For the 105 minutes in between, a sense of magic permeated Oakland’s Paramount Theatre as one of the music world’s most quixotic stars enraptured a sold-out audience with a performance that was part pop, part avant-garde classicism and thoroughly enchanting.
In more than eight years as a solo artist, Björk has followed her muse through adventures that ranged from quirky dance music to abstract aural collages and show tunes. That whimsical spirit has never been framed as exquisitely as on the current tour supporting her new album, "Vespertine."
Backed by a full orchestra, an 11-member girls’ choir from Greenland, electric harpist Zeena Parkins and San Francisco sound duo Matmos (Martin Schmidt and Drew Daniel), Björk has created a concert experience as unique as her repertoire.
The night’s fanciful opening featured Björk looking elfin in the spotlight, wearing one of her trademark white dresses with a swan’s head draped over the shoulder and playing the instrumental “Frosti” on a music box. The orchestra followed with another instrumental, the sweeping “Overture” from last year’s “Selmasongs” CD.
The rest of the show’s first half drew largely from the coolly atmospheric “Vespertine,” from the crystalline harp of “An Echo a Stain” and “Pagan Poetry” to the glacial video imagery of “It’s Not Up to You” and the amusing sight of Schmidt crunching through an amplified pan of artificial snow to create sound effects for “Aurora.”
Assisted by her choir in traditional dress, Björk gave her distinctive voice a workout : whispers, crescendoing wails, lilting arias and guttural growls, while Matmos, who also served as opening act, supplied a remarkable array of effects. On the hushed “Cocoon,” for instance, Schmidt ran what appeared to be a hand microphone along Daniel’s back and neck to accentuate the singer’s reverie of drowsy passion.
Lighting set the mood on the minimalist set, flushing deep crimson during the industrial “Army of Me” and bathing the stage in soothing mint green for the airy, up-tempo “Hyperballad.”
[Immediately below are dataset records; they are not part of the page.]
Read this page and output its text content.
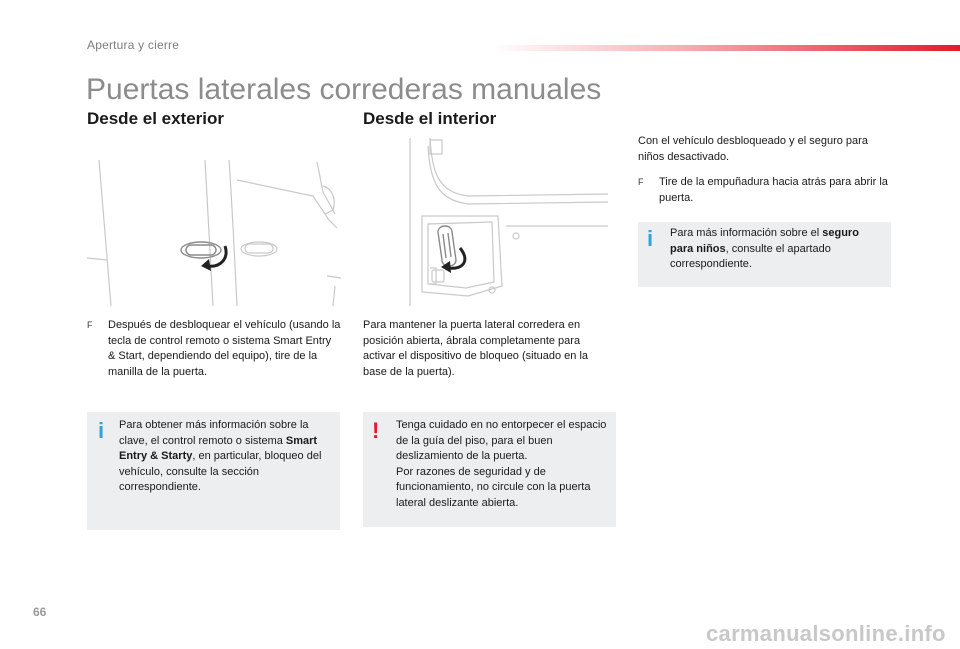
Apertura y cierre
Puertas laterales correderas manuales
Desde el exterior
F	Después de desbloquear el vehículo (usando la tecla de control remoto o sistema Smart Entry & Start, dependiendo del equipo), tire de la manilla de la puerta.
i Para obtener más información sobre la clave, el control remoto o sistema Smart Entry & Starty, en particular, bloqueo del vehículo, consulte la sección correspondiente.
Desde el interior
Para mantener la puerta lateral corredera en posición abierta, ábrala completamente para activar el dispositivo de bloqueo (situado en la base de la puerta).
! Tenga cuidado en no entorpecer el espacio de la guía del piso, para el buen deslizamiento de la puerta.
Por razones de seguridad y de funcionamiento, no circule con la puerta lateral deslizante abierta.
Con el vehículo desbloqueado y el seguro para niños desactivado.
F	Tire de la empuñadura hacia atrás para abrir la puerta.
i Para más información sobre el seguro para niños, consulte el apartado correspondiente.
66
carmanualsonline.info
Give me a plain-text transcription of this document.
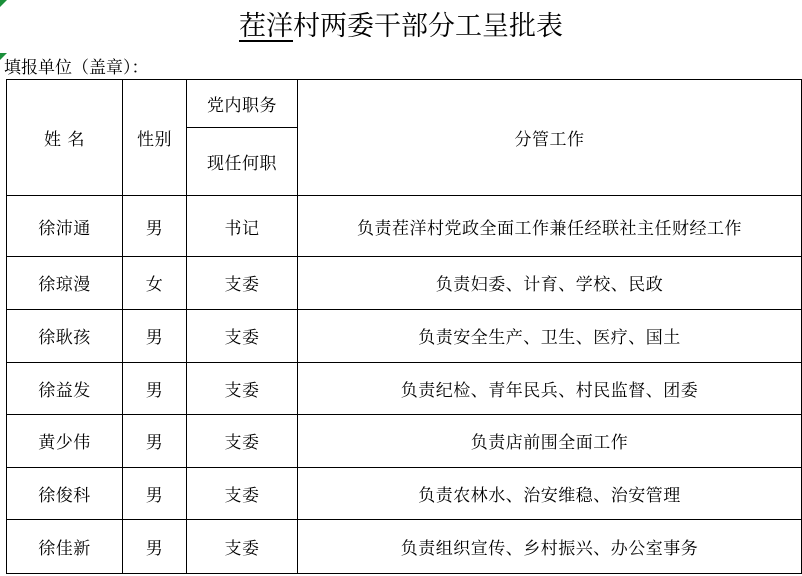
茬洋村两委干部分工呈批表
填报单位（盖章）：
姓 名	性别	党内职务	分管工作
		现任何职	
徐沛通	男	书记	负责茬洋村党政全面工作兼任经联社主任财经工作
徐琼漫	女	支委	负责妇委、计育、学校、民政
徐耿孩	男	支委	负责安全生产、卫生、医疗、国土
徐益发	男	支委	负责纪检、青年民兵、村民监督、团委
黄少伟	男	支委	负责店前围全面工作
徐俊科	男	支委	负责农林水、治安维稳、治安管理
徐佳新	男	支委	负责组织宣传、乡村振兴、办公室事务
The second half of the concert found Björk in another birdlike ensemble, a scarlet-feathered hoop skirt and a bodice covered in plastic bangles that clattered cheerfully as she danced and whirled across the stage.
This section focused on earlier work, with highlights that included “You’ve Been Flirting Again,” from 1995’s “Post,” which Björk delivered in Icelandic to lush string accompaniment (she also sang “The Anchor Song,” from 1993’s “Debut,” in both Icelandic and English).
A majestic “Isobel” combined full orchestra, Matmos’ digital percussion and Björk’s vocals at their overarching best. Equally lavish were the symphonic “Bachelorette” and an encore of “Joga” from 1997’s “Homogenic.”
If the evening began with a tableau of isolation, it ended in collective bliss as members of the audience danced their way down the aisles clapping along to a new song called “In Our Hands.” Björk skipped from one side of the stage to the other, laughing and egging them on, a spritely magician who broke her own otherworldly spell to join her fans in a moment of musical joy.